Perkuat Sinergitas Kepariwisataan Nasional dan Daerah, CS-WL Akan Bentuk Lembaga Otoritas

MANGUNINEWS.COM, Tomohon – Kota Tomohon yang memiliki berbagai potensi di bidang kepariwisataan, sangat strategis untuk dikelola secara profesional. Apalagi citra kota Tomohon sudah mulai melekat sebagai kota pariwisata.

Melihat itu, pasangan calon (paslon) wali kota dan wakil wali kota Tomohon, Caroll Senduk-Wenny Lumentut (CS-WL), terpacu untuk mempercepat pengelolaan kepariwisataan kota Tomohon dengan membentuk kelembagaan otoritas pengembangan kepariwisataan terpadu Kota Tomohon.

Menurut mereka, untuk menjadikan kota Tomohon sebagai kota pariwisata dunia, tidak boleh dikelola secara parsial dan hanya berbasis pada tupoksi dinas kepariwisataan saja, melainkan harus melibatkan semua para pihak kepariwisataan di kota Tomohon untuk duduk dalam satu wadah kelembagaan.

“Posisi dinas kepariwisataan hanyalah menjalankan dan membuat regulasi kepariwisataan.
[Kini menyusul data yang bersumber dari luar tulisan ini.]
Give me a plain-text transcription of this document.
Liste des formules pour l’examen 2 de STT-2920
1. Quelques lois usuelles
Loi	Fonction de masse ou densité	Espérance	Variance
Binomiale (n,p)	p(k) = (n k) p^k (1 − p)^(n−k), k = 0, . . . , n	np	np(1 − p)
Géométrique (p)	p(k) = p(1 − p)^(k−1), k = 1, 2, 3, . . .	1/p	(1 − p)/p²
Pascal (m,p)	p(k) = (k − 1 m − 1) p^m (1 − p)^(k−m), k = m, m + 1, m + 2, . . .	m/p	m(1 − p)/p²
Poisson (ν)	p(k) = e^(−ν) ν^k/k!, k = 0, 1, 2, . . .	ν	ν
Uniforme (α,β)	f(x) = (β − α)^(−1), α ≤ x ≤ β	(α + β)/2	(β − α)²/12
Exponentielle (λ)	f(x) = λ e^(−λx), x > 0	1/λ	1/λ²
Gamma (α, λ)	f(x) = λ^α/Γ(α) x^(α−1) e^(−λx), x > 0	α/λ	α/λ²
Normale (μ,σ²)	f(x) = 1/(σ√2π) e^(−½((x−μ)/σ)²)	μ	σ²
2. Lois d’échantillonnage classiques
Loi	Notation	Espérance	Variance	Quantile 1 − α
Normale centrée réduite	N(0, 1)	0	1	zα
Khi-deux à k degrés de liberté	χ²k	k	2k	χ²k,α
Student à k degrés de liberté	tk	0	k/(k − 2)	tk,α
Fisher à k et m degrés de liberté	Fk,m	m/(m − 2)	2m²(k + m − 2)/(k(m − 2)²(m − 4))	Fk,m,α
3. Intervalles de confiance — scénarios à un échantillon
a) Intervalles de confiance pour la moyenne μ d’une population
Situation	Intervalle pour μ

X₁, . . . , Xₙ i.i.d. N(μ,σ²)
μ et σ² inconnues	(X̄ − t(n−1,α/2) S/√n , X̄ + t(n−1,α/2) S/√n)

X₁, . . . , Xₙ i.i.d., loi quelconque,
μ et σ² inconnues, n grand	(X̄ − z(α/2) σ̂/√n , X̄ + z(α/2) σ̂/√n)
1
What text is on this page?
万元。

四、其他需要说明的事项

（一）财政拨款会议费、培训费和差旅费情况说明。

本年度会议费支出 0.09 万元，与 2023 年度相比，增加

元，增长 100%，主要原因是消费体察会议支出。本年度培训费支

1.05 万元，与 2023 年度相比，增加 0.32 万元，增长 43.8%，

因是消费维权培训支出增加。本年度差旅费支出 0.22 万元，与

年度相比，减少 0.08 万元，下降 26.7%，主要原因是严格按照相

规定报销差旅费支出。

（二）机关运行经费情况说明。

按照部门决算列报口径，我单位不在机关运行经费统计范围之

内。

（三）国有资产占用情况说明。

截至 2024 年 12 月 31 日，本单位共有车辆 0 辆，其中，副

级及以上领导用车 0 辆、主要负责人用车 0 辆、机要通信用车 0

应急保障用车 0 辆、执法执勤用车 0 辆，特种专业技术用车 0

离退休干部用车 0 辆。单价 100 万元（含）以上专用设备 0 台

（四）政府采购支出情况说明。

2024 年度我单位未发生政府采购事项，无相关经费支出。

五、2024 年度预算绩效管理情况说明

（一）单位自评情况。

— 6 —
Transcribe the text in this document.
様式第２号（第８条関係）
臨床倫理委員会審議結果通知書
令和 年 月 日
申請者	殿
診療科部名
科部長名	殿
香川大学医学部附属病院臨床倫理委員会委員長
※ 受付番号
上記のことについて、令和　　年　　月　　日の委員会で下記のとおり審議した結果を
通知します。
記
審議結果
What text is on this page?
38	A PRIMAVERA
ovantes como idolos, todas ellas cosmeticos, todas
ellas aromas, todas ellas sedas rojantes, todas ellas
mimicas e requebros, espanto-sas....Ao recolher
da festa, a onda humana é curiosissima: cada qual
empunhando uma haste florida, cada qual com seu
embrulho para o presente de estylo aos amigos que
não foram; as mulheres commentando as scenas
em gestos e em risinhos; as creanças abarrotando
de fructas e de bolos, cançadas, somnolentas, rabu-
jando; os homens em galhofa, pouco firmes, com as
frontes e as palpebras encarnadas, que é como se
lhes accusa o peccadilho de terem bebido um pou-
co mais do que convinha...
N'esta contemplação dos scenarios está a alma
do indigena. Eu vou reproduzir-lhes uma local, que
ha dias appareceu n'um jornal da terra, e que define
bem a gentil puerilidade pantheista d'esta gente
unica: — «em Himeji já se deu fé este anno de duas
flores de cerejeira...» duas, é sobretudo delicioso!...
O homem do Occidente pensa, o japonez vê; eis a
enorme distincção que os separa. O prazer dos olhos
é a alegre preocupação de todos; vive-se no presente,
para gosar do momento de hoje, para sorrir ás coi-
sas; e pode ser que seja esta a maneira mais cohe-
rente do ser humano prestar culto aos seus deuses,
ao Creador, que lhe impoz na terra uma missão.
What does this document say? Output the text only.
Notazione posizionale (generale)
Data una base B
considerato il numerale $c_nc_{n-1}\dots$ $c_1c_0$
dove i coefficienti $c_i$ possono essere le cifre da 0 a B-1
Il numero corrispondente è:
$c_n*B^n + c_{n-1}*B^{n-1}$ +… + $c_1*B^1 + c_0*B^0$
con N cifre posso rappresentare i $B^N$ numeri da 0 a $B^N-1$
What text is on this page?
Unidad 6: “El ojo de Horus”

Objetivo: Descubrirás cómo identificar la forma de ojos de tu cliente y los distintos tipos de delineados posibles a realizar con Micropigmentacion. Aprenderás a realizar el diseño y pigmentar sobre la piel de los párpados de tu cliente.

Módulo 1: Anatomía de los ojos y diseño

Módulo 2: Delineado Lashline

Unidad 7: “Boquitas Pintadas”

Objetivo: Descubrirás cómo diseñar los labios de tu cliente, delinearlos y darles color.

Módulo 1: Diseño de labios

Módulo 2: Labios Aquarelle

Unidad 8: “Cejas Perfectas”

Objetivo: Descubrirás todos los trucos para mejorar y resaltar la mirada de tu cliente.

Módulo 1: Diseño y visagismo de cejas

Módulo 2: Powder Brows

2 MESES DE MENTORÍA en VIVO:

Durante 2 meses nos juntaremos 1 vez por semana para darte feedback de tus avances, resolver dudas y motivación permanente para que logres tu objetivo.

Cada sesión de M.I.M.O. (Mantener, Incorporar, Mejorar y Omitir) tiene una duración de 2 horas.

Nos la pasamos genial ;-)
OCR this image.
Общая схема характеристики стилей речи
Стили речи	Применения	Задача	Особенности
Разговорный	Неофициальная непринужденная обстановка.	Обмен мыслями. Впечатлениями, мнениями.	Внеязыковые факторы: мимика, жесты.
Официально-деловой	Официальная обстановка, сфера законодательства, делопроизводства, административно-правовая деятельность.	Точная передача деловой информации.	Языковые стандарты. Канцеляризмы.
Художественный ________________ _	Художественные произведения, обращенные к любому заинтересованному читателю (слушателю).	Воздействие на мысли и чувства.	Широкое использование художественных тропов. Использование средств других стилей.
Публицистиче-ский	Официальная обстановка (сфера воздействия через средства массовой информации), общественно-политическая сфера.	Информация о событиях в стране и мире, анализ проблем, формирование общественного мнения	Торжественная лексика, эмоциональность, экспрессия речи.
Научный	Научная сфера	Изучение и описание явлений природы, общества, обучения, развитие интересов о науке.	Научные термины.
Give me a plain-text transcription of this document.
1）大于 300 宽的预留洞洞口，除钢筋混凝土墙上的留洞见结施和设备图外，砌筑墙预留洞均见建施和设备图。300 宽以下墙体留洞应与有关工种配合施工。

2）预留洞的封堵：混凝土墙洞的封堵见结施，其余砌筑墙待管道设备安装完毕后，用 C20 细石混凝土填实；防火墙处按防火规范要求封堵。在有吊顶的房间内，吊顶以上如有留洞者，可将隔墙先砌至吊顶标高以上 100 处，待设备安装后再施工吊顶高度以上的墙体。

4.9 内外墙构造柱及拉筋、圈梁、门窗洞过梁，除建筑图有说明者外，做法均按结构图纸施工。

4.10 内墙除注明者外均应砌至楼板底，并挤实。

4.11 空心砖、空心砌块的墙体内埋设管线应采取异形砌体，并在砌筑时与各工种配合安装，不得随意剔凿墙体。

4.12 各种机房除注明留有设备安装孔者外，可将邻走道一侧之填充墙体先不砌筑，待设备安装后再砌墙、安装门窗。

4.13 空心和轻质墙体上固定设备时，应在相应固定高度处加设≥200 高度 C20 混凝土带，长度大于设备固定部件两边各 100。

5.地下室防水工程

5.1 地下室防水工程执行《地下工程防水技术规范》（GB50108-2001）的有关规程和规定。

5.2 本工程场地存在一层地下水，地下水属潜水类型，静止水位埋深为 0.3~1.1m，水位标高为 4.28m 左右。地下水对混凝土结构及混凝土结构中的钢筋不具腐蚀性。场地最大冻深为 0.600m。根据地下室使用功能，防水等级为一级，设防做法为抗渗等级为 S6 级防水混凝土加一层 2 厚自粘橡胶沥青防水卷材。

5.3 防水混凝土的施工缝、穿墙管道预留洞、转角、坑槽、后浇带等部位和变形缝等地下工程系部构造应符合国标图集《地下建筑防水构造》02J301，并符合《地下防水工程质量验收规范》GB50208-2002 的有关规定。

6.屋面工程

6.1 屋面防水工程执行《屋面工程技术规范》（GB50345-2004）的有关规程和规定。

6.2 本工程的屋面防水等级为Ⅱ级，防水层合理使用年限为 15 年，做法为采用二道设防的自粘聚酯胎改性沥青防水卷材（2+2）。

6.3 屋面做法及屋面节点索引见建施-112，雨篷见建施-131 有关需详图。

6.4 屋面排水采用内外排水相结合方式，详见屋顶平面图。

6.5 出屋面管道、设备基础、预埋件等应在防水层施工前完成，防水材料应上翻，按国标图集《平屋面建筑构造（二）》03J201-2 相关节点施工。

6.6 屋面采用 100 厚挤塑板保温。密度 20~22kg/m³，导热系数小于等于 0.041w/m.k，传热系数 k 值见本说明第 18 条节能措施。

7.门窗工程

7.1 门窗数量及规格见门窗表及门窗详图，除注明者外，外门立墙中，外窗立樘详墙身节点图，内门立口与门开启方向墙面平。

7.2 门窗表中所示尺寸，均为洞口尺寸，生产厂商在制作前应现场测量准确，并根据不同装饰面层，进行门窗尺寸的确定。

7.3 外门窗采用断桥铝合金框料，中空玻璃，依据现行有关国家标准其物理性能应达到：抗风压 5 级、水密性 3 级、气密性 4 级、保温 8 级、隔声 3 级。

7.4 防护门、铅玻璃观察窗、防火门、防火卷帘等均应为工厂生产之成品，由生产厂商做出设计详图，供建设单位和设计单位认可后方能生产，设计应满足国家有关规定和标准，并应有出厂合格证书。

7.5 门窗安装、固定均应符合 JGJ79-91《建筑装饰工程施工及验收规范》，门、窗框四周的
Sedangkan lembaga otoritas kepariwisataan adalah lembaga yang mengelola kepariwisataan berdasarkan prinsip-prinsip manajemen kepariwisataan.

“Mulai dari pemetaan potensi pariwisata, pemasaran pariwisata, rekomendasi sarana penunjang kepariwisataan, penguatan kapasitas pelaku kepariwisataan, riset dan pengembangan kepariwisataan bahkan usulan penunjang infrastruktur kepariwisataannya,” jelasnya.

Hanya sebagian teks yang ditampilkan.